What are security frameworks?

Answer 1

Guidelines used for building plans to help mitigate risk and threats to data and privacy. They help organizations adhere to compliance laws and regulations.

Question 2

What are security controls?

Answer 2

Safeguards designed to reduce specific security risks. They are measures organizations use to lower risk and threats to data and privacy.

Question 3

What is the Cyber Threat Framework (CTF)?

Answer 3

A U.S. government framework that provides a common language for describing and communicating information about cyber threat activity, helping professionals analyze and share information efficiently.

Question 4

What is ISO/IEC 27001?

Answer 4

An international framework that enables organizations to manage the security of assets like financial information, intellectual property, employee data, and information entrusted to third parties.

Question 5

What are physical controls? Give examples.

Answer 5

Security measures you can physically touch:

• Gates, fences, and locks
• Security guards
• CCTV and surveillance cameras
• Access cards or badges

Question 6

What are technical controls?

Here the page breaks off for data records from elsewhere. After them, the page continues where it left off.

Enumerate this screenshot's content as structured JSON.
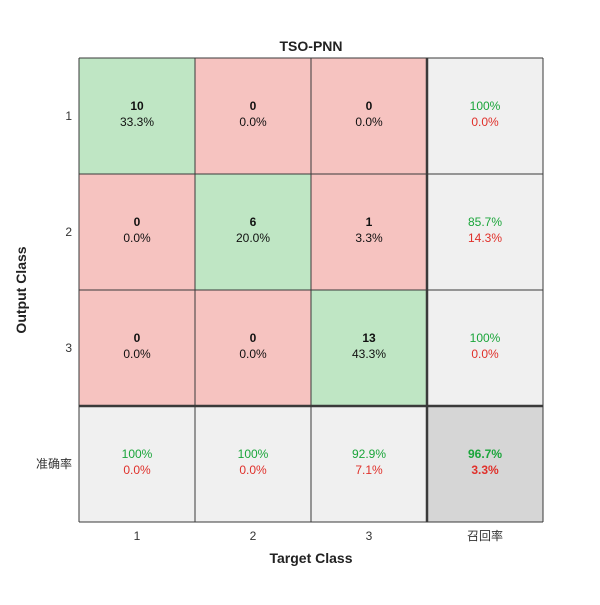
{
  "chart_data": {
    "type": "heatmap",
    "title": "TSO-PNN",
    "xlabel": "Target Class",
    "ylabel": "Output Class",
    "x_tick_labels": [
      "1",
      "2",
      "3",
      "召回率"
    ],
    "y_tick_labels": [
      "1",
      "2",
      "3",
      "准确率"
    ],
    "matrix": [
      [
        10,
        0,
        0
      ],
      [
        0,
        6,
        1
      ],
      [
        0,
        0,
        13
      ]
    ],
    "matrix_percent": [
      [
        "33.3%",
        "0.0%",
        "0.0%"
      ],
      [
        "0.0%",
        "20.0%",
        "3.3%"
      ],
      [
        "0.0%",
        "0.0%",
        "43.3%"
      ]
    ],
    "row_summary": [
      {
        "correct": "100%",
        "wrong": "0.0%"
      },
      {
        "correct": "85.7%",
        "wrong": "14.3%"
      },
      {
        "correct": "100%",
        "wrong": "0.0%"
      }
    ],
    "column_summary": [
      {
        "correct": "100%",
        "wrong": "0.0%"
      },
      {
        "correct": "100%",
        "wrong": "0.0%"
      },
      {
        "correct": "92.9%",
        "wrong": "7.1%"
      }
    ],
    "overall": {
      "correct": "96.7%",
      "wrong": "3.3%"
    },
    "colors": {
      "correct_fill": "#bfe6c4",
      "wrong_fill": "#f6c3c0",
      "summary_fill": "#f0f0f0",
      "overall_fill": "#d6d6d6",
      "correct_text": "#1aa53a",
      "wrong_text": "#e0302a",
      "grid_line": "#3a3a3a"
    }
  }
}
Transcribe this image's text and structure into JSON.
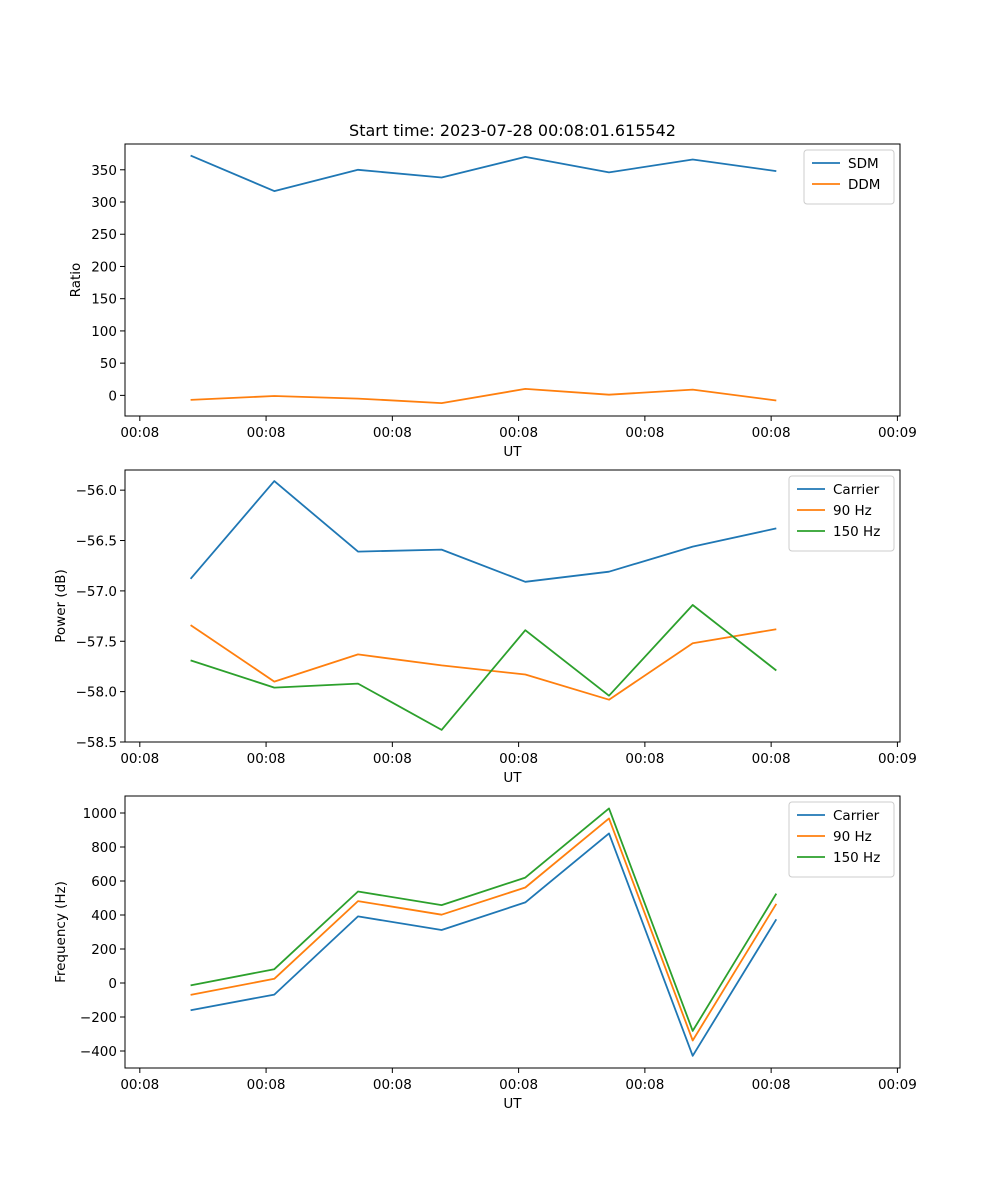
{
  "chart_data": [
    {
      "type": "line",
      "title": "Start time: 2023-07-28 00:08:01.615542",
      "xlabel": "UT",
      "ylabel": "Ratio",
      "x": [
        1,
        2,
        3,
        4,
        5,
        6,
        7,
        8
      ],
      "xlim": [
        0.216,
        9.478
      ],
      "xticks": [
        0.393,
        1.902,
        3.411,
        4.92,
        6.429,
        7.938,
        9.447
      ],
      "xtick_labels": [
        "00:08",
        "00:08",
        "00:08",
        "00:08",
        "00:08",
        "00:08",
        "00:09"
      ],
      "ylim": [
        -32,
        390
      ],
      "yticks": [
        0,
        50,
        100,
        150,
        200,
        250,
        300,
        350
      ],
      "ytick_labels": [
        "0",
        "50",
        "100",
        "150",
        "200",
        "250",
        "300",
        "350"
      ],
      "legend_position": "top-right",
      "series": [
        {
          "name": "SDM",
          "color": "#1f77b4",
          "values": [
            372,
            317,
            350,
            338,
            370,
            346,
            366,
            348
          ]
        },
        {
          "name": "DDM",
          "color": "#ff7f0e",
          "values": [
            -7,
            -1,
            -5,
            -12,
            10,
            1,
            9,
            -8
          ]
        }
      ]
    },
    {
      "type": "line",
      "title": "",
      "xlabel": "UT",
      "ylabel": "Power (dB)",
      "x": [
        1,
        2,
        3,
        4,
        5,
        6,
        7,
        8
      ],
      "xlim": [
        0.216,
        9.478
      ],
      "xticks": [
        0.393,
        1.902,
        3.411,
        4.92,
        6.429,
        7.938,
        9.447
      ],
      "xtick_labels": [
        "00:08",
        "00:08",
        "00:08",
        "00:08",
        "00:08",
        "00:08",
        "00:09"
      ],
      "ylim": [
        -58.5,
        -55.8
      ],
      "yticks": [
        -56.0,
        -56.5,
        -57.0,
        -57.5,
        -58.0,
        -58.5
      ],
      "ytick_labels": [
        "−56.0",
        "−56.5",
        "−57.0",
        "−57.5",
        "−58.0",
        "−58.5"
      ],
      "legend_position": "top-right",
      "series": [
        {
          "name": "Carrier",
          "color": "#1f77b4",
          "values": [
            -56.88,
            -55.91,
            -56.61,
            -56.59,
            -56.91,
            -56.81,
            -56.56,
            -56.38
          ]
        },
        {
          "name": "90 Hz",
          "color": "#ff7f0e",
          "values": [
            -57.34,
            -57.9,
            -57.63,
            -57.74,
            -57.83,
            -58.08,
            -57.52,
            -57.38
          ]
        },
        {
          "name": "150 Hz",
          "color": "#2ca02c",
          "values": [
            -57.69,
            -57.96,
            -57.92,
            -58.38,
            -57.39,
            -58.04,
            -57.14,
            -57.79
          ]
        }
      ]
    },
    {
      "type": "line",
      "title": "",
      "xlabel": "UT",
      "ylabel": "Frequency (Hz)",
      "x": [
        1,
        2,
        3,
        4,
        5,
        6,
        7,
        8
      ],
      "xlim": [
        0.216,
        9.478
      ],
      "xticks": [
        0.393,
        1.902,
        3.411,
        4.92,
        6.429,
        7.938,
        9.447
      ],
      "xtick_labels": [
        "00:08",
        "00:08",
        "00:08",
        "00:08",
        "00:08",
        "00:08",
        "00:09"
      ],
      "ylim": [
        -500,
        1100
      ],
      "yticks": [
        -400,
        -200,
        0,
        200,
        400,
        600,
        800,
        1000
      ],
      "ytick_labels": [
        "−400",
        "−200",
        "0",
        "200",
        "400",
        "600",
        "800",
        "1000"
      ],
      "legend_position": "top-right",
      "series": [
        {
          "name": "Carrier",
          "color": "#1f77b4",
          "values": [
            -160,
            -68,
            392,
            312,
            474,
            880,
            -428,
            375
          ]
        },
        {
          "name": "90 Hz",
          "color": "#ff7f0e",
          "values": [
            -70,
            25,
            482,
            402,
            562,
            968,
            -338,
            466
          ]
        },
        {
          "name": "150 Hz",
          "color": "#2ca02c",
          "values": [
            -14,
            81,
            538,
            458,
            620,
            1027,
            -282,
            526
          ]
        }
      ]
    }
  ]
}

Give examples.

Answer 6

Technology-based security measures:

• Firewalls
• Multi-factor authentication (MFA)
• Antivirus software

Question 7

What are administrative controls? Give examples.

Answer 7

Procedural security measures:

• Separation of duties
• Authorization
• Asset classification

Question 8

How do controls relate to security goals?

Answer 8

Controls are used alongside frameworks to:

• Prevent security issues
• Detect security issues
• Correct security issues

Question 9

What is an example of how frameworks and controls work together?

Answer 9

In healthcare, organizations use frameworks to comply with HIPAA, while implementing specific controls like MFA to protect patient medical records.